By the time the season opened, the organization's scant budget had been spent, and there was little to be done about Tank's problem of having trouble picking the relevant signals and play patterns out when he got to the line of scrimmage. To some extent, his "I'm not in synch with the game play" worked to the team's advantage. It disrupted the opposing team's calculations, and Tank had a natural talent for homing in on the other team's quarterback as soon as the play was under way. That he was penalty prone because he frequently jumped before the ball was snapped was something the team had had to just clinch their teeth and bear. They certainly hadn't been able to train or beat the tendency out of him.

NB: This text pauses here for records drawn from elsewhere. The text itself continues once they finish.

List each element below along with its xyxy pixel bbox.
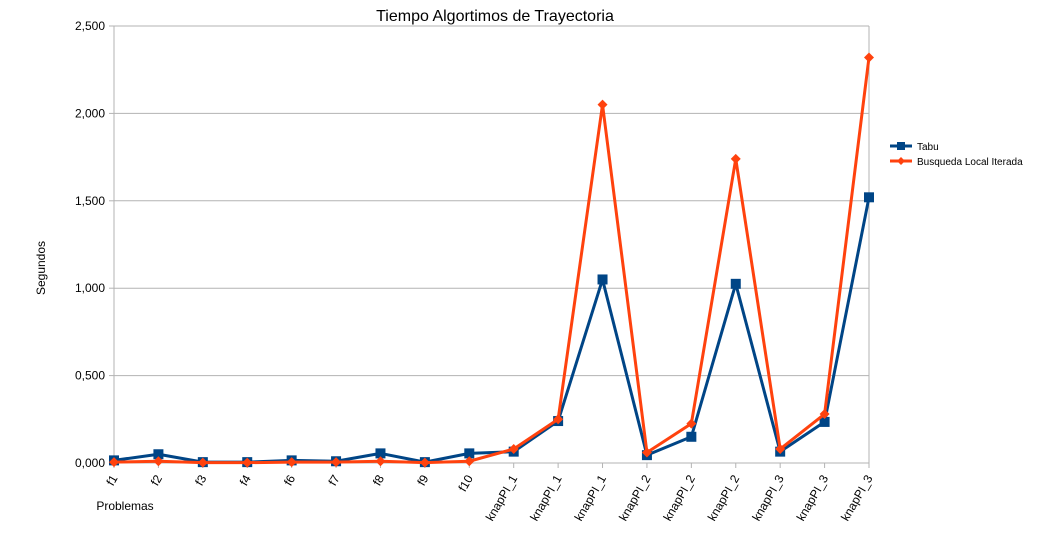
series-1 <box>109 192 874 468</box>
data-point <box>597 99 608 110</box>
y-tick-label: 1,500 <box>75 194 105 208</box>
data-point <box>153 456 164 467</box>
data-point <box>375 456 386 467</box>
y-tick-label: 2,500 <box>75 19 105 33</box>
x-tick-label: knapPI_2 <box>616 472 654 523</box>
x-tick-label: knapPI_1 <box>483 472 521 523</box>
data-point <box>864 192 874 203</box>
data-point <box>286 457 297 468</box>
x-axis-label: Problemas <box>96 499 153 513</box>
y-tick-label: 2,000 <box>75 106 105 120</box>
x-tick-label: f8 <box>370 472 387 488</box>
y-tick-label: 1,000 <box>75 281 105 295</box>
y-tick-label: 0,500 <box>75 369 105 383</box>
data-point <box>819 416 830 427</box>
data-point <box>464 456 475 467</box>
legend-marker <box>897 142 905 150</box>
x-tick-label: knapPI_3 <box>749 472 787 523</box>
x-tick-label: f6 <box>281 472 298 488</box>
x-tick-label: f1 <box>103 472 120 488</box>
x-axis-ticks: f1 f2 f3 f4 f6 f7 f8 f9 f10 knapPI_1 knapPI_1 knapP… <box>103 472 875 523</box>
x-tick-label: knapPI_2 <box>660 472 698 523</box>
y-tick-label: 0,000 <box>75 456 105 470</box>
x-tick-label: f3 <box>192 472 209 488</box>
chart-title: Tiempo Algortimos de Trayectoria <box>376 8 614 25</box>
data-point <box>419 457 430 468</box>
y-axis-label: Segundos <box>34 241 48 295</box>
data-point <box>819 409 830 420</box>
legend: Tabu Busqueda Local Iterada <box>890 142 1023 168</box>
data-point <box>197 457 208 468</box>
data-point <box>775 444 786 455</box>
x-tick-label: knapPI_2 <box>705 472 743 523</box>
x-tick-label: f9 <box>414 472 431 488</box>
data-point <box>553 414 564 425</box>
data-point <box>109 457 119 468</box>
x-tick-label: f2 <box>148 472 165 488</box>
series-group <box>109 52 874 468</box>
x-tick-label: f7 <box>326 472 343 488</box>
legend-marker <box>897 157 905 165</box>
x-tick-label: f4 <box>237 472 254 488</box>
data-point <box>686 431 697 442</box>
x-tick-label: f10 <box>455 472 476 494</box>
data-point <box>641 447 652 458</box>
series-2 <box>109 52 874 468</box>
data-point <box>730 153 741 164</box>
x-tick-label: knapPI_3 <box>794 472 832 523</box>
x-tick-label: knapPI_3 <box>838 472 876 523</box>
data-point <box>597 274 608 285</box>
data-point <box>153 449 164 460</box>
series-line <box>113 57 871 465</box>
data-point <box>375 448 386 459</box>
data-point <box>508 444 519 455</box>
x-tick-label: knapPI_1 <box>572 472 610 523</box>
data-point <box>464 448 475 459</box>
legend-label: Tabu <box>917 142 939 153</box>
legend-label: Busqueda Local Iterada <box>917 157 1023 168</box>
data-point <box>864 52 874 63</box>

When the two finally did meet on more than a professional basis, it was by mutual surprise. In his "real" job, because semipro football didn't pay much, Tank was a doorman and bouncer at a local gay sports bar, the Barcode—a part-time job that didn't pay all that well either. Craig, who was gay but didn't exactly broadcast that to the team, seeing as how he had to work with them in various stages of undress, went to the bar one night. He was a little disconcerted when Tank was working the door when he went into the bar, thinking that now his preferences would be spread all over the team locker room and it was likely he'd have to move on. But not long after Craig had entered the bar, Tank's shift at the door was over, and, instead of leaving, he came on in and sat at the bar and let some guy chat him up.
When Tank left the bar with the guy, Craig's interest had risen to the ceiling. He'd given Tank massages. He knew Tank's body as well as Tank did, and he knew what Tank had to offer. It wasn't too many more nights before he was the one taking Tank home from the bar. And in pretty short order Tank had moved in with him.
The saving grace was that Tank hadn't whispered a word about what either one of them liked in the locker room. Which was one thing that gave Craig hope that Tank had some common sense going for him and could be trained to remember the play signals enough to move up into the pros.